Program Bina Lingkungan bantu siswa kurang mampu

...Siswa jalur bina lingkungan yang akan masuk SD, SMP, dan SMA di sekolah negeri dapat belajar dengan baik dan menunjukkan kecerdasan untuk meraih masa depan lebih baik...
Bandarlampung (ANTARA Sumsel) - Program Bina Lingkungan untuk siswa SD, SMP, dan SMA sederajat yang dijalankan Pemerintah Kota Bandarlampung bertujuan membantu meretas kemiskinan, dengan memberikan kesempatan warga kurang mampu mengenyam pendidikan agar dapat meraih masa depan yang lebih baik.
"Siswa jalur bina lingkungan yang akan masuk SD, SMP, dan SMA di sekolah negeri dapat belajar dengan baik dan menunjukkan kecerdasan untuk meraih masa depan lebih baik," kata Wali Kota Bandarlampung Herman HN saat peletakan batu pertama pembangunan Hotel dan Convention Hall Grand Dafam Lampung di Bandarlampung, Senin.
Herman menegaskan, dirinya menjamin dalam pelaksanaan pendidikan di sekolahnya nanti tidak akan ada diskriminasi bagi siswa peserta bina lingkungan itu.
"Jika terjadi diskriminasi, segera laporkan dan akan ditindaklanjuti," ujarnya.
Menurut dia, bila di sekolah di Bandarlampung terjadi diskriminasi antara siswa bina lingkungan dengan siswa umumnya, segera laporkan kepada dirinya.

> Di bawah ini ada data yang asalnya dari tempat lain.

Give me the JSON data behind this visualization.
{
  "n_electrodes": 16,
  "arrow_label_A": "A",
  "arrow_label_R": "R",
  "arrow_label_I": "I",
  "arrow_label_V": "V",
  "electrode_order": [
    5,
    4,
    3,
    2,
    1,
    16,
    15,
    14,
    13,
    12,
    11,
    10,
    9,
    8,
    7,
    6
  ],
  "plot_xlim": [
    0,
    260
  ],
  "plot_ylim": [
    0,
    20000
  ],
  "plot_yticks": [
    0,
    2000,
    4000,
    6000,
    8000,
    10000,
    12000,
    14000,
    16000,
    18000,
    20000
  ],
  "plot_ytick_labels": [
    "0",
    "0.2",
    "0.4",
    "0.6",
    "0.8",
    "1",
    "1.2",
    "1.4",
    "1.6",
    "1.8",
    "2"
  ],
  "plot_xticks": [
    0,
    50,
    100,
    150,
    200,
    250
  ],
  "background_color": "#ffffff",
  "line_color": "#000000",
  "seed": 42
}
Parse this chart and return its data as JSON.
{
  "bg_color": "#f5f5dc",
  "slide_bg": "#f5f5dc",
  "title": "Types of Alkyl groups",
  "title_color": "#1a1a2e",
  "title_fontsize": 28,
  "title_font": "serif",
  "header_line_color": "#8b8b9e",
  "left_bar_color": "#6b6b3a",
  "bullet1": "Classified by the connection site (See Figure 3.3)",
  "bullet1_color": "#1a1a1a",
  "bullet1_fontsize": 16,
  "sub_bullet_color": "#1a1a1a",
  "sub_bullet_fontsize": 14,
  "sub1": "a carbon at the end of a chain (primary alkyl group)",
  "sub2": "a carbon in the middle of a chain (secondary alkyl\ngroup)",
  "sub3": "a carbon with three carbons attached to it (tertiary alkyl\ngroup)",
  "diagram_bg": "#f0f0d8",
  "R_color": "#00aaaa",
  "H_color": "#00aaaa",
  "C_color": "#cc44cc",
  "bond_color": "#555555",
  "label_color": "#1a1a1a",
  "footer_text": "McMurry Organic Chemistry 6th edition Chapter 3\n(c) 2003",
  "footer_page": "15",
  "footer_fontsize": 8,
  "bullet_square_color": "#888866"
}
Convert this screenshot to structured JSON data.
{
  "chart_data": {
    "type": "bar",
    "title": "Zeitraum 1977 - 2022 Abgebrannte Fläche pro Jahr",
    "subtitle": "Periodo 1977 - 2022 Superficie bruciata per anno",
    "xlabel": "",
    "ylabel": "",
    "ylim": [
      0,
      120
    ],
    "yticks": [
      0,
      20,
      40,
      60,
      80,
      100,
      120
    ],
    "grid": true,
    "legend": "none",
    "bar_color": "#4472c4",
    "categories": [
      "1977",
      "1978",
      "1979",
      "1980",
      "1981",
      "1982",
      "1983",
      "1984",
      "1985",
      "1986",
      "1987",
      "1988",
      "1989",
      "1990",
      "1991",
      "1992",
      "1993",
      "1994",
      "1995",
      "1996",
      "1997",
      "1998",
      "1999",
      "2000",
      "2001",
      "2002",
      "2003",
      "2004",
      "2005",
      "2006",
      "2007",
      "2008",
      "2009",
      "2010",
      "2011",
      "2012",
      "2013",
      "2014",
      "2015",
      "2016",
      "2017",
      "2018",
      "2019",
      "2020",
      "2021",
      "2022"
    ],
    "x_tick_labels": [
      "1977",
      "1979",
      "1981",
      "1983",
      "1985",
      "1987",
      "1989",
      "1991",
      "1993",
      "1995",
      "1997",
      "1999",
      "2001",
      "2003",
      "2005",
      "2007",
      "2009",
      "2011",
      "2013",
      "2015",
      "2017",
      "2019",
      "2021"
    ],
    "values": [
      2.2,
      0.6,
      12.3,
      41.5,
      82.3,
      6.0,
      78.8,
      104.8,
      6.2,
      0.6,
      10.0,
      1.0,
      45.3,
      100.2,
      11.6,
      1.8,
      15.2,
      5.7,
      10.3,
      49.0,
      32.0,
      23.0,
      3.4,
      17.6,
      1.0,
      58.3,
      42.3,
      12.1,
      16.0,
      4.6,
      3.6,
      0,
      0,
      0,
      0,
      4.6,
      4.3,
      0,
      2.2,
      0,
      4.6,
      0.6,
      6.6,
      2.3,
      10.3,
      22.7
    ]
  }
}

Begitu pula bila ada siswa bina lingkungan yang tidak diterima di sekolah lingkungan terdekat dengan tempat tinggalnya, Herman minta untuk segera melaporkannya.
Dia menjamin, semua siswa Program Bina Lingkungan itu pasti semua akan masuk ke sekolah negeri yang berada dekat lingkungan tempat tinggalnya, mengingat program ini telah dilaksanakan oleh Pemkot Bandarlampung untuk meretas kemiskinan dan juga membangun kota yang lebih baik.
Ia menjelaskan, untuk siswa bina lingkungan itu, pemkot setempat telah menyediakan sebanyak 50 persen kursi siswa pada setiap sekolah negeri yang melakukan penerimaan siswa baru tahun 2013 ini.
Berkaitan kebijakan sekolah yang memasukkan para siswa bina lingkungan dalam kelas yang sama, menurut Wali Kota, tergantung dari kepintaran siswa bersangkutan, mengingat pada dasarnya semua orang memiliki akal dan pikiran yang sama.
"Ingin ditaruh satu kelas atau berbaur juga tidak masalah, karena soal kepintaran itu sama saja. Hanya saja yang membedakan tingkat kerajinan dalam belajar anak tersebut," katanya.
Herman HN menegaskan bahwa siswa bina lingkungan akan mendapatkan kelas mereka sesuai dengan kepintarannya, dan juga tidak akan mendapatkan perlakuan yang dibedakan dengan siswa yang masuk sekolah melalui jalur umum.
"Semua siswa sama, karena tujuannya untuk menimba ilmu di sekolah tersebut," kata dia lagi.
Program Penerimaan Didik Baru (PPDB) di Bandarlampung tahun 2013 ini dengan tiga jalur, yaitu jalur prestasi akademik dan prestasi calon siswa lainnya, jalur bina lingkungan, dan jalur penerimaan secara reguler.
Pada jalur penerimaan siswa baru Program Bina Lingkungan, calon siswa dari keluarga yang kurang mampu mendapatkan kesempatan masuk ke sekolah negeri terdekat lingkungan tempat tinggalnya, dengan kuota siswa baru itu mencapai 50 persen dari keseluruhan siswa baru di sekolah tersebut.